Thursday, May 4, 2017

The New State of American Health Care

Just before this post began to be composed, the United States House of Representatives voted to replace the Affordable Care Act with their own version of national health coverage. Which is to say there won't be any for a lot of us, or if there is it will cost more per year than a membership at the Augusta National Golf Club.

This monument to cruelty and mendacious rhetoric has been expected ever since Donald Trump took office. After all republicans in the house have loathed what they derisively called Obama Care long before it ever took effect. So much so they voted to repeal the ACA over 50 times when they knew either the senate would reject their decision, or Barack Obama would veto it.

The only surprising thing is it took this long since the last inauguration to kick the ACA to the curb. We have the hard right wing of the GOP to thank for the momentary reprieve. Those bellicose wankers don't want any government involvement in the corporate health and insurance complex. Their philosophy being, "Let 'em die in the streets if they can't pay for their own health care."

This state of mind was expressed perfectly by former republican congressman turned--what else--radio talk show host, Joe Walsh. In response to an emotional monologue by late night TV star Jimmy Kimmel, which included his own experience as the father of a newborn with a life threatening heart defect, Walsh tweeted, "Why do American taxpayers have to be obligated for the health care expenses of an individual anyway?"

Hmm. Maybe out of a sense of decency to our fellow citizen and human being? Or, just because providing health care is far more gratifying than paying for another fucking bomb.

According to the radical left wing publication known as the Wall St. Journal, the bill put together and passed by republicans will allow employers to get rid of 10 specific types of health services. Among them are prescription coverage, mental health treatment, and hospitalization. In addition it will allow companies to void the limits on the amount of out of pocket expenses for their workers when they become the victims of catastrophic illness. It's a scenario which goes like this: Your spouse shows up at your place of work and the HR rep says, "Oh, don't worry, the company insurance will cover all of the cancer treatment expenses after you pay only $1,000,000."

In addition it allows states to get rid of the caps on insurance rates when it comes to pre-existing conditions.

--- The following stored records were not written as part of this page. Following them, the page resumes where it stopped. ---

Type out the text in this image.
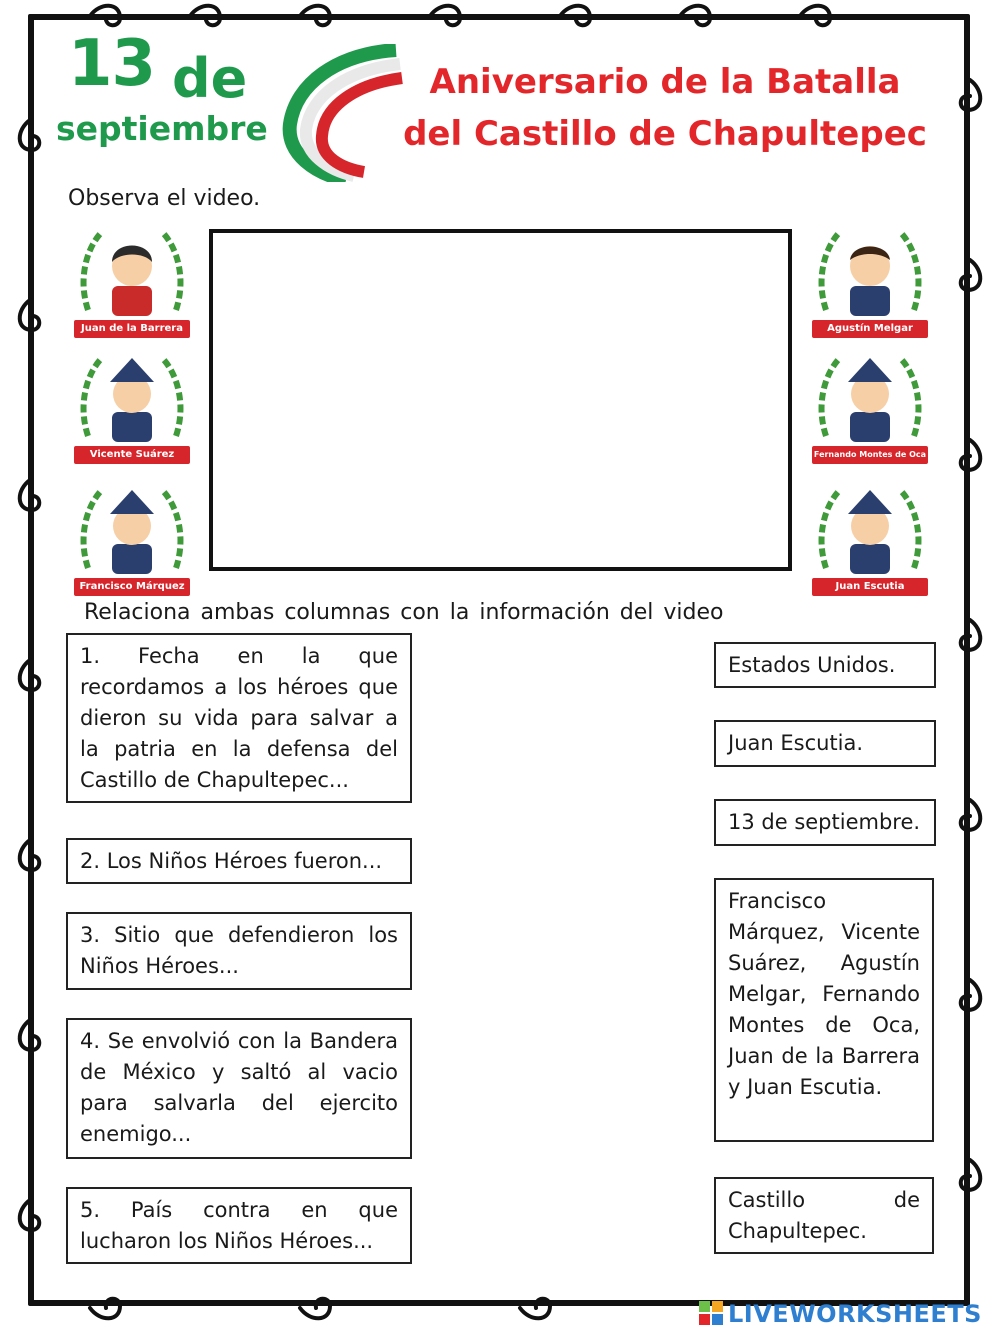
13 de
septiembre
Aniversario de la Batalla
del Castillo de Chapultepec
Observa el video.
Juan de la Barrera
Vicente Suárez
Francisco Márquez
Agustín Melgar
Fernando Montes de Oca
Juan Escutia
Relaciona ambas columnas con la información del video
1. Fecha en la que recordamos a los héroes que dieron su vida para salvar a la patria en la defensa del Castillo de Chapultepec...
2. Los Niños Héroes fueron...
3. Sitio que defendieron los Niños Héroes...
4. Se envolvió con la Bandera de México y saltó al vacio para salvarla del ejercito enemigo...
5. País contra en que lucharon los Niños Héroes...
Estados Unidos.
Juan Escutia.
13 de septiembre.
Francisco Márquez, Vicente Suárez, Agustín Melgar, Fernando Montes de Oca, Juan de la Barrera y Juan Escutia.
Castillo de Chapultepec.
LIVEWORKSHEETS
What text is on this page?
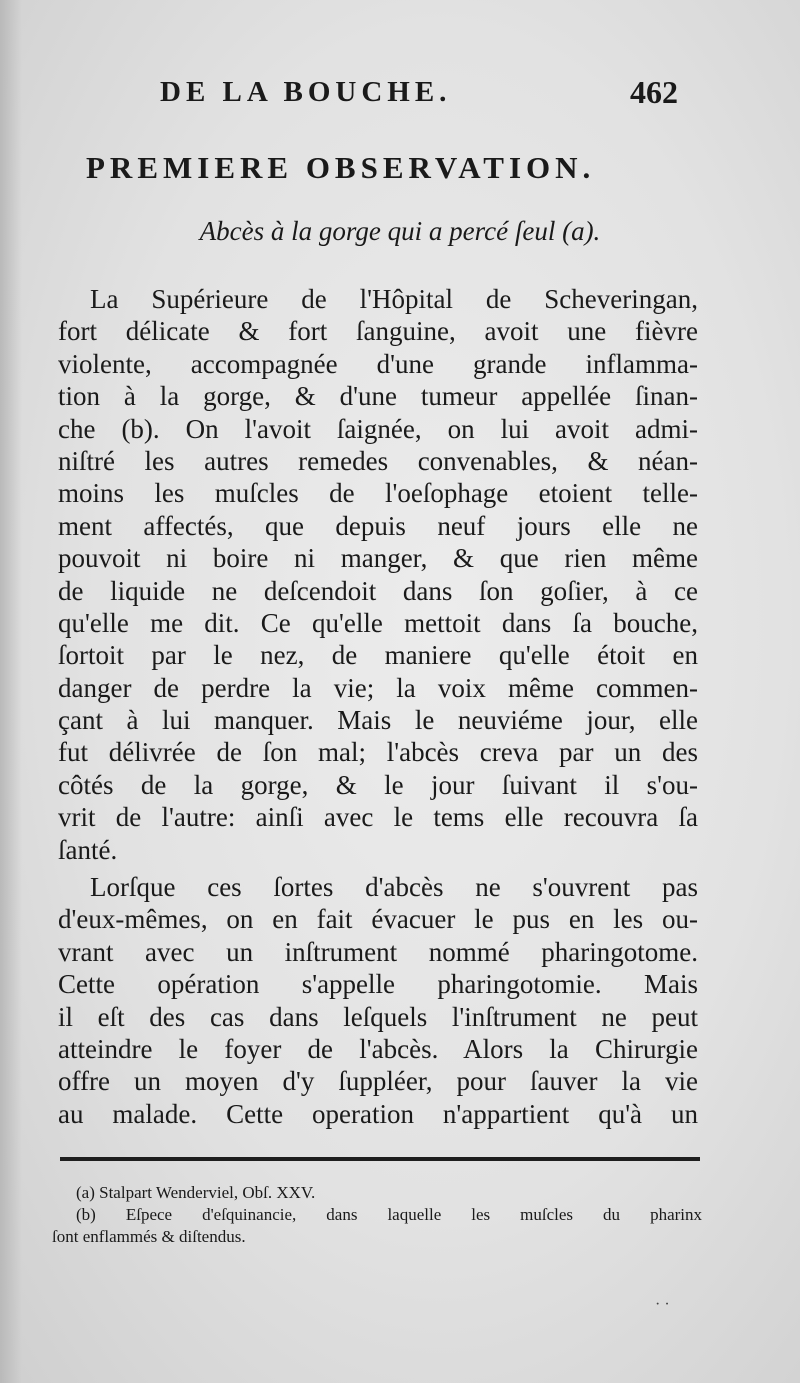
DE LA BOUCHE.	462
PREMIERE OBSERVATION.
Abcès à la gorge qui a percé ſeul (a).
La Supérieure de l'Hôpital de Scheveringan,
fort délicate & fort ſanguine, avoit une fièvre
violente, accompagnée d'une grande inflamma-
tion à la gorge, & d'une tumeur appellée ſinan-
che (b). On l'avoit ſaignée, on lui avoit admi-
niſtré les autres remedes convenables, & néan-
moins les muſcles de l'oeſophage etoient telle-
ment affectés, que depuis neuf jours elle ne
pouvoit ni boire ni manger, & que rien même
de liquide ne deſcendoit dans ſon goſier, à ce
qu'elle me dit. Ce qu'elle mettoit dans ſa bouche,
ſortoit par le nez, de maniere qu'elle étoit en
danger de perdre la vie; la voix même commen-
çant à lui manquer. Mais le neuviéme jour, elle
fut délivrée de ſon mal; l'abcès creva par un des
côtés de la gorge, & le jour ſuivant il s'ou-
vrit de l'autre: ainſi avec le tems elle recouvra ſa
ſanté.
Lorſque ces ſortes d'abcès ne s'ouvrent pas
d'eux-mêmes, on en fait évacuer le pus en les ou-
vrant avec un inſtrument nommé pharingotome.
Cette opération s'appelle pharingotomie. Mais
il eſt des cas dans leſquels l'inſtrument ne peut
atteindre le foyer de l'abcès. Alors la Chirurgie
offre un moyen d'y ſuppléer, pour ſauver la vie
au malade. Cette operation n'appartient qu'à un
(a) Stalpart Wenderviel, Obſ. XXV.
(b) Eſpece d'eſquinancie, dans laquelle les muſcles du pharinx
ſont enflammés & diſtendus.
· ·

In other words, if you have a heart defect, like Kimmel's kid, you can get coverage, but could well be paying, let's say $100,000 a year, or so. That's so long as a state legislature doesn't wipe out the clause entirely, which it can now do. As a moral lesson to slackers, it also allows states to force Medicaid recipients to find a job no matter what their condition. Plus the premiums for senior citizens on fixed incomes can sky rocket unchecked just because they're old.

Yes, as Hannibal Smith used to say on TV, "I love it when a plan comes together."

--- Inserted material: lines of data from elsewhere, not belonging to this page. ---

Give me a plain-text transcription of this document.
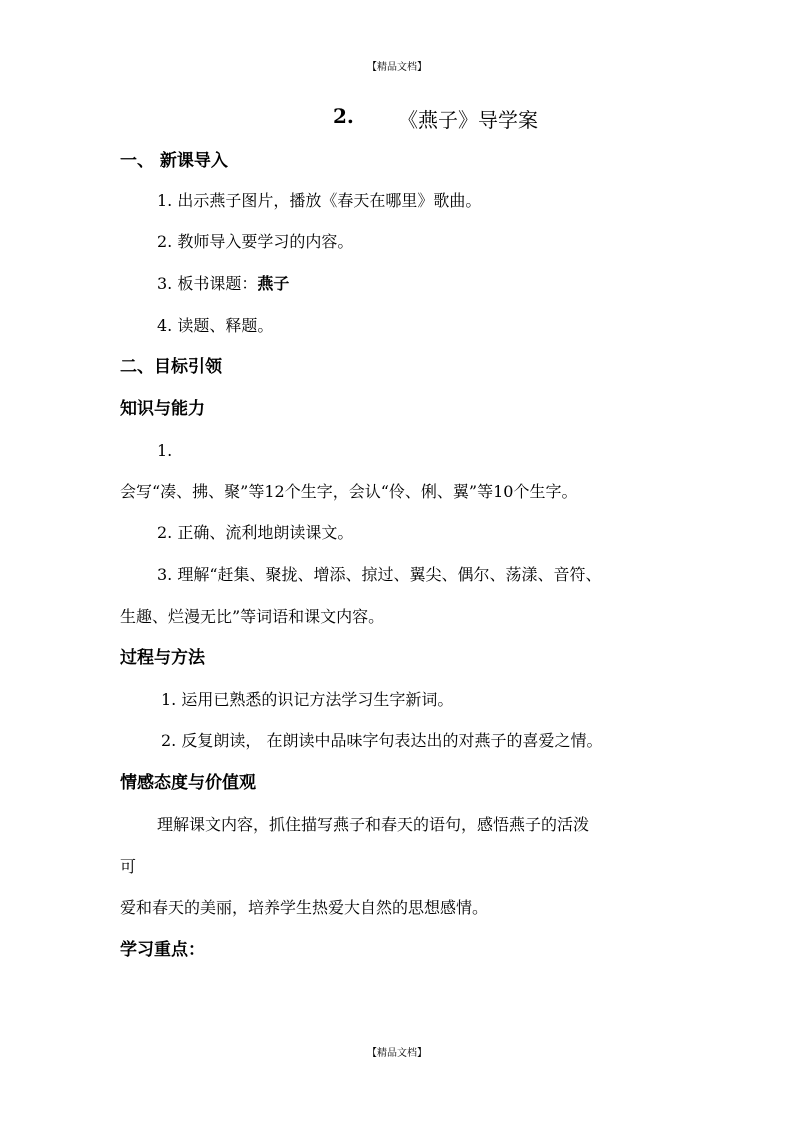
【精品文档】
2. 《燕子》导学案
一、 新课导入
1. 出示燕子图片，播放《春天在哪里》歌曲。
2. 教师导入要学习的内容。
3. 板书课题：燕子
4. 读题、释题。
二、目标引领
知识与能力
1.
会写“凑、拂、聚”等12个生字，会认“伶、俐、翼”等10个生字。
2. 正确、流利地朗读课文。
3. 理解“赶集、聚拢、增添、掠过、翼尖、偶尔、荡漾、音符、
生趣、烂漫无比”等词语和课文内容。
过程与方法
1. 运用已熟悉的识记方法学习生字新词。
2. 反复朗读， 在朗读中品味字句表达出的对燕子的喜爱之情。
情感态度与价值观
理解课文内容，抓住描写燕子和春天的语句，感悟燕子的活泼
可
爱和春天的美丽，培养学生热爱大自然的思想感情。
学习重点：
【精品文档】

Fortunately, if you're a congressman, or are on the staff of one, none of this shit applies to you. The hacks who wrote the new law know it is so horribly rotten and sadistic they intentionally left themselves an exception which allows them to keep all the Obama Care benefits no matter what parts their states kill.

That's right, as the bill is currently written, republican legislators will remain safely covered and economically protected by the very same law they have spent years raging against. News of the hypocritical loop hole broke several days ago, but instead of taking a magic marker to the existing language, a whole new bill was put together which will, in theory, close the escape hatch. The house leadership claims a vote on the additional measure will come at a later date.

No doubt, unless, of course, the media and public eventually forget about it. In that case, it's party on dudes.

Now the measure is headed to the senate where God only knows how it will mutate. Then quite probably it will go to a joint house/senate committee. Finally, if the amended law passes both houses it will end up on the desk of El Don. When it gets there the big orange guy will unabashedly tell everyone he personally created, "The best, the greatest, most incredible new health care system for America ever." Just don't ask him what it actually says, or does, because he won't have a clue, nor will he care.

Well, hey, why should he? Let's face it, details are for we the little people to suffer.

And, as everybody, except a bunch of overstuffed, jowly, blue collar racists realize, Donald John Trump is not one of us.





5-4-17


1 comment:

  1. What is hitting home to me more and more these days is, the realization that the president and most below him don't really know what they speak about. This appears to me, so far, the most uninformed and unprepared administration in our time.